Un groupe de résistants anodins : la société secrète d’Artignosc

 par Frédéric Négrel

Un des points forts de Décembre, du moins pour le militant de l’Association 1851-2001 que je suis, est cette résistance des zones rurales, si tôt gagnées à la République. Ma communication ne portera pas sur les voies que l’idée républicaine a empruntées pour atteindre les campagnes, d’autant plus que le groupe de ruraux dont je vous propose l’étude est originaire du Var, département dont l’histoire politique pour la période nous est connu grâce à la République au village, de Maurice Agulhon[1].

Je me propose plutôt de nous attarder un moment sur les personnalités de 57 paysans et artisans, issus du village d’Artignosc, aux confins du Var et des Basses-Alpes, membres de la société secrète locale et pour la plupart résistants de Décembre.
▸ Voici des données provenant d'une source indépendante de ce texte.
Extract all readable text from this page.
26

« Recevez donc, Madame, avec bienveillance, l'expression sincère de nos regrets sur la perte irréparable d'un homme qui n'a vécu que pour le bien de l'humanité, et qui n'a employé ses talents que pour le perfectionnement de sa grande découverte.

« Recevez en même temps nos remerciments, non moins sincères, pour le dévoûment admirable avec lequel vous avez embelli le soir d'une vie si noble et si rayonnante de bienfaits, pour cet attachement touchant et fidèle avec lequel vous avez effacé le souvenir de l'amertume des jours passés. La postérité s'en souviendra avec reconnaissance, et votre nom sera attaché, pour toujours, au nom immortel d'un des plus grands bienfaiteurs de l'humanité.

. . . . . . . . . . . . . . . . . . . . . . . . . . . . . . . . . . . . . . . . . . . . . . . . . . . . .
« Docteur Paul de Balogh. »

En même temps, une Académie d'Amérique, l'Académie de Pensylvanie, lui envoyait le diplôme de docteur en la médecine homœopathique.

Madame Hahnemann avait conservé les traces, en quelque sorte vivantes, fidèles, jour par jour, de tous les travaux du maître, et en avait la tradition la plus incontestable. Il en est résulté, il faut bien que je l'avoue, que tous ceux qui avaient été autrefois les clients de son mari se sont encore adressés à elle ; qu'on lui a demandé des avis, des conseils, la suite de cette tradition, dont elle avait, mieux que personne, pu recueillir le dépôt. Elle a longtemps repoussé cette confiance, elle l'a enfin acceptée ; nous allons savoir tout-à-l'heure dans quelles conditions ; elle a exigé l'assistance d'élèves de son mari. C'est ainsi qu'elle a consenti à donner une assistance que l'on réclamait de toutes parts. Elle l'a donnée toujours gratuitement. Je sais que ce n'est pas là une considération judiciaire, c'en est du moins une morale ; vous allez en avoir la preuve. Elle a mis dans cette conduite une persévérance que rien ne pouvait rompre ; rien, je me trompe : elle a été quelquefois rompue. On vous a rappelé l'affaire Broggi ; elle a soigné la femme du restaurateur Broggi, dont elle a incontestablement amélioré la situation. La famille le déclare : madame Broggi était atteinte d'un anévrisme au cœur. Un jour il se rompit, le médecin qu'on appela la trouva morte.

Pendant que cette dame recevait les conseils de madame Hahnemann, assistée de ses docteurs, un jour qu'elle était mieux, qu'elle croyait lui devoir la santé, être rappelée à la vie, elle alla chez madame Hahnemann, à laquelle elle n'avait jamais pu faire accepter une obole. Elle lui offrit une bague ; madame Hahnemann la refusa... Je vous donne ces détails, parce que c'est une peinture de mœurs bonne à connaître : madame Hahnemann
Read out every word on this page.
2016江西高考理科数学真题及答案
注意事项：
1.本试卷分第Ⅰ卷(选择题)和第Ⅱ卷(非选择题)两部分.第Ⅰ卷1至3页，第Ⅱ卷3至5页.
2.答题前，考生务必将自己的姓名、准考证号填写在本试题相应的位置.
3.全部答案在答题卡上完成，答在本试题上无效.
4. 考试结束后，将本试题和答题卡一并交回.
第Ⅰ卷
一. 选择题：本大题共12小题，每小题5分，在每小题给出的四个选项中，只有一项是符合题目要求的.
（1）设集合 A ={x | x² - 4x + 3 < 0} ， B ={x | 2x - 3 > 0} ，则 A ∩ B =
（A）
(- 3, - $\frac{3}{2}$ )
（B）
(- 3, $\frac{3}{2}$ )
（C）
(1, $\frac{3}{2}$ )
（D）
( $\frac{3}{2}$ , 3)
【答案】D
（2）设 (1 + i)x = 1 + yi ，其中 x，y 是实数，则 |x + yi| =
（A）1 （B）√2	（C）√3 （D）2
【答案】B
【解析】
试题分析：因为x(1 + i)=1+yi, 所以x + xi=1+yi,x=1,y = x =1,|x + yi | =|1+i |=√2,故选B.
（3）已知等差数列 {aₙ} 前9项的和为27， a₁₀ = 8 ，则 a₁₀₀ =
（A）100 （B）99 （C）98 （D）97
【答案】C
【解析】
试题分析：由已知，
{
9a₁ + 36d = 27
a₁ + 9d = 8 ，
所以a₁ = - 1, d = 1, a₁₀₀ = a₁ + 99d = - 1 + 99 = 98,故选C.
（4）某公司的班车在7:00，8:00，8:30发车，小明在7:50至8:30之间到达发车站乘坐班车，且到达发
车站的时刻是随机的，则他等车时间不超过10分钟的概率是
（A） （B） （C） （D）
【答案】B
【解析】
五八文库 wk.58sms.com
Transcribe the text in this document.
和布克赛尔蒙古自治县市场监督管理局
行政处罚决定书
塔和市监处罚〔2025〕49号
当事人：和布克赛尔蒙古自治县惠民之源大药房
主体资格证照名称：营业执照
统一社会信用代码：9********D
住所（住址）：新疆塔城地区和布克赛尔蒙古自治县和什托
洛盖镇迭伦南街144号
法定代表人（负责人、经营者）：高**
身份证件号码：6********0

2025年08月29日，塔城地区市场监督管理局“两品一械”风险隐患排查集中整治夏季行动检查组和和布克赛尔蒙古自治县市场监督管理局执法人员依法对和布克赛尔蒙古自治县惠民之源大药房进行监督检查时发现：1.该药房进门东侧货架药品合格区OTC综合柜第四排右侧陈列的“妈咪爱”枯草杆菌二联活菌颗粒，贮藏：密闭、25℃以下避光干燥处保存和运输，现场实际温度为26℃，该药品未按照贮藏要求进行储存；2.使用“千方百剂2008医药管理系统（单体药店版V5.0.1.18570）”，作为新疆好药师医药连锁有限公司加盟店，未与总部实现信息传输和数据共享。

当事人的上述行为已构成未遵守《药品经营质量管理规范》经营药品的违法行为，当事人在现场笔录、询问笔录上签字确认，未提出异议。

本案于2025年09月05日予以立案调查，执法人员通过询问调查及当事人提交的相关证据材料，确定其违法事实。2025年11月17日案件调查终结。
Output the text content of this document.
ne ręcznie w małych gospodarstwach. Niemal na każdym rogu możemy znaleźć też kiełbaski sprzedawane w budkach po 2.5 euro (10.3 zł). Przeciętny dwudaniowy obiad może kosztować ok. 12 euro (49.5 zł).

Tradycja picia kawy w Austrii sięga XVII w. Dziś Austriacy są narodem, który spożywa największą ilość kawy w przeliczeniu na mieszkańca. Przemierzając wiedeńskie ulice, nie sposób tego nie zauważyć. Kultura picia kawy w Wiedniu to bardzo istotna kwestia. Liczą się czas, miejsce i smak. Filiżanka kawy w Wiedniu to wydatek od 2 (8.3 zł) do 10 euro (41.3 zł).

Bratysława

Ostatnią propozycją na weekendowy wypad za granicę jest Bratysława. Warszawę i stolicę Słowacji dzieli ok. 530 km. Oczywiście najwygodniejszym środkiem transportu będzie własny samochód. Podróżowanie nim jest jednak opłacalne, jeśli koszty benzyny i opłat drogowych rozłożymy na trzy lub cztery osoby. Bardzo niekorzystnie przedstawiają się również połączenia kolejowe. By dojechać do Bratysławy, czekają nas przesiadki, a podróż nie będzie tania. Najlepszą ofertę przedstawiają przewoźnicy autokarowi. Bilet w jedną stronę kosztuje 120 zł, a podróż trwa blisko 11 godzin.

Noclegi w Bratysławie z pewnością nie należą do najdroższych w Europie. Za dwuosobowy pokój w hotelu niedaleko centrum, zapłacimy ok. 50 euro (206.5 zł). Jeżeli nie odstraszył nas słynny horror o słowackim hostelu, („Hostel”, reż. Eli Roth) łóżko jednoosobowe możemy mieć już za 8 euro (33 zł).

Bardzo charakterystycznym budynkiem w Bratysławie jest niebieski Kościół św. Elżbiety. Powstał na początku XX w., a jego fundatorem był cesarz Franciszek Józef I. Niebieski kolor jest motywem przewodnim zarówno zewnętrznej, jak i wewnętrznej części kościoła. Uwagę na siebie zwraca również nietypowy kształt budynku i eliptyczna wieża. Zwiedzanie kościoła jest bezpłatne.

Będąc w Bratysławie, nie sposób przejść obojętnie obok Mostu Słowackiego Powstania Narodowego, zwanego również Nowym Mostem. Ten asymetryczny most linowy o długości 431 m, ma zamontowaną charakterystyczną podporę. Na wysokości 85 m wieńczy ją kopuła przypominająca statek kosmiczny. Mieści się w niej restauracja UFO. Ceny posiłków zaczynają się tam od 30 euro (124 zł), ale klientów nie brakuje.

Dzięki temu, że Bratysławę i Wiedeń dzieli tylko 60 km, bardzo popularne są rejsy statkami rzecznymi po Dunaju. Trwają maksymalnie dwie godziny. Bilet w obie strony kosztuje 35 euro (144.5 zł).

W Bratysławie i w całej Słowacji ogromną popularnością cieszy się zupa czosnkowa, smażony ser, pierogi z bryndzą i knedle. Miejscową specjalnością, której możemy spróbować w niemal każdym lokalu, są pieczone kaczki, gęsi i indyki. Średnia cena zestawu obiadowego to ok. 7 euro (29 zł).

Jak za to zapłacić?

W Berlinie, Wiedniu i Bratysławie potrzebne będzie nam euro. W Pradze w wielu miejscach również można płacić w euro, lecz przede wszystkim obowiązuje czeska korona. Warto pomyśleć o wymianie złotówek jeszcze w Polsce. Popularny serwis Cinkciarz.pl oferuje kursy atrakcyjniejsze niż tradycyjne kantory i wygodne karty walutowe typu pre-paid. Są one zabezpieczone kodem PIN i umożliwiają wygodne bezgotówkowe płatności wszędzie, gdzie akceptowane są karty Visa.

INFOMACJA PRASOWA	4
L’intérêt de ce groupe tient surtout en sa banalité. Une banalité qui certes n’autorise pas à en faire un modèle, un archétype du village provençal républicain du milieu du XIX° siècle, mais qui néanmoins peut permettre de mesurer l’épaisseur de l’engagement politique de certains campagnards.

En quoi la banalité d’un groupe, et du village où il est localisé, peut-elle être intéressante pour mesurer cet engagement ?

Bien souvent, les communautés étudiées présentent des caractéristiques particulières susceptibles de générer un comportement particulier. Des caractéristiques particulières pouvant découler de la présence d’un notable cristallisant les oppositions ou pratiquant le patronage démocratique, d’une activité industrielle, d’un affrontement entre clans, de la persistance de réflexes communautaires conduisant à l’unanimité, de la forte prégnance d’une ville voisine, d’un événement local déclenchant une conscientisation politique, ou encore, plus simplement, de la présence d’une forte personnalité populaire au charisme débordant.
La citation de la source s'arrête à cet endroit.